После большого пожара двадцатилетней давности люди переселились на новое место, и едва ли не половина старгорода оказалась заброшена, осталась лишь тропинка к могиле.
Фегорм, последний из перволюдей, слуга самого Гюнира, покоился, конечно, не здесь, но именно этот холм избрал народ для отправления молитв и воззваний к божественной справедливости. Люди шли сюда, несмотря на то, что в преданиях фигура эта была весьма противоречива: Фегорма проклинали за то, что он бросил повелителя и не пошел за ним к Пепельной Завесе, где Гюнир навсегда затерялся. Он же, единственный оставшийся в живых рыцарь из его свиты, – нарушил клятву оберегать господина, сбежал и испустил дух где-то в одиночестве.
Над могилой возвышался огромный, иссеченный ветрами и покрытый бурым мхом камень, будто палец указывающий на звезды. Отсюда открывался отличный вид на долину внизу.
Сидя на траве у обрыва Феор часто задавался вопросом, зачем он живет. Какой мир он готовит детям и внукам? Есть ли еще надежда, что Дом простоит век-другой? Подобные безрадостные думы пугали и расстраивали его. И всякий раз он успокаивался, прислушиваясь к Песни Хатран. Прилетая с ветрами из заокраинных земель, полная силы и кристальной чистоты, она дарила его сердцу умиротворение. Не стоит отчаиваться и проклинать судьбу, как тысячи других, ушедших в горы или подавшихся в Культ Сияющего Скитальца.
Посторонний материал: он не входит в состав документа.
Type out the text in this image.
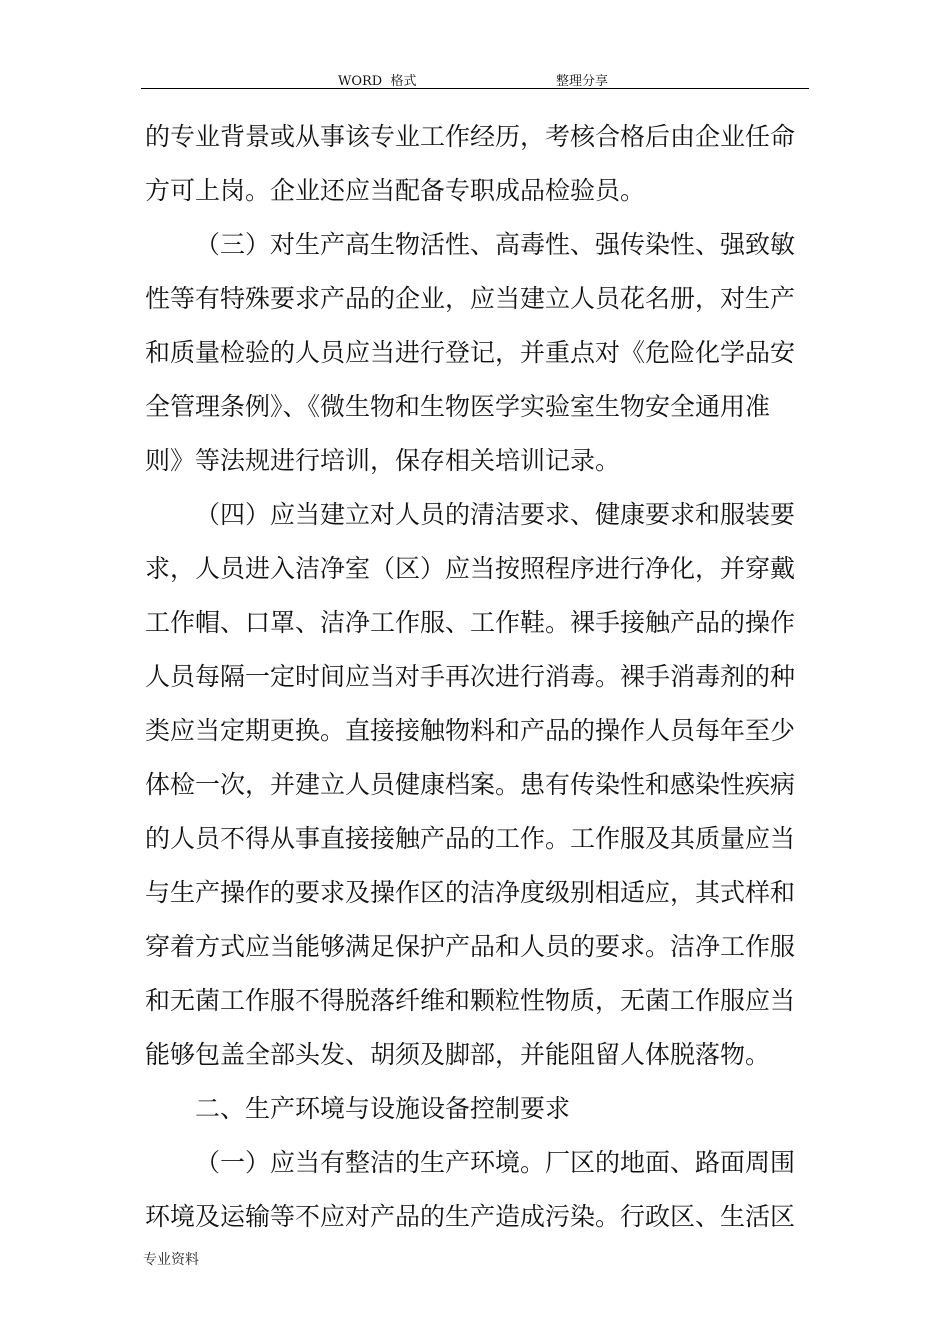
WORD  格式	整理分享
的专业背景或从事该专业工作经历，考核合格后由企业任命
方可上岗。企业还应当配备专职成品检验员。
（三）对生产高生物活性、高毒性、强传染性、强致敏
性等有特殊要求产品的企业，应当建立人员花名册，对生产
和质量检验的人员应当进行登记，并重点对《危险化学品安
全管理条例》、《微生物和生物医学实验室生物安全通用准
则》等法规进行培训，保存相关培训记录。
（四）应当建立对人员的清洁要求、健康要求和服装要
求，人员进入洁净室（区）应当按照程序进行净化，并穿戴
工作帽、口罩、洁净工作服、工作鞋。裸手接触产品的操作
人员每隔一定时间应当对手再次进行消毒。裸手消毒剂的种
类应当定期更换。直接接触物料和产品的操作人员每年至少
体检一次，并建立人员健康档案。患有传染性和感染性疾病
的人员不得从事直接接触产品的工作。工作服及其质量应当
与生产操作的要求及操作区的洁净度级别相适应，其式样和
穿着方式应当能够满足保护产品和人员的要求。洁净工作服
和无菌工作服不得脱落纤维和颗粒性物质，无菌工作服应当
能够包盖全部头发、胡须及脚部，并能阻留人体脱落物。
二、生产环境与设施设备控制要求
（一）应当有整洁的生产环境。厂区的地面、路面周围
环境及运输等不应对产品的生产造成污染。行政区、生活区
专业资料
Государствам севера еще достает сил, чтобы противостоять опускающемуся на Нидьёр кошмару, но люди погрязли в междоусобицах, они разобщены и рассеяны. Объединить их сможет великий лидер, каким был, пожалуй, лишь сам Первосвет Гюнир, наследник Творца. Вот только где сыскать такого правителя?
Феор повздыхал, допил остатки медолюта собственной варки и устало поплелся домой. Больные колени все реже давали ему возможность бывать здесь, вдали от суетного города.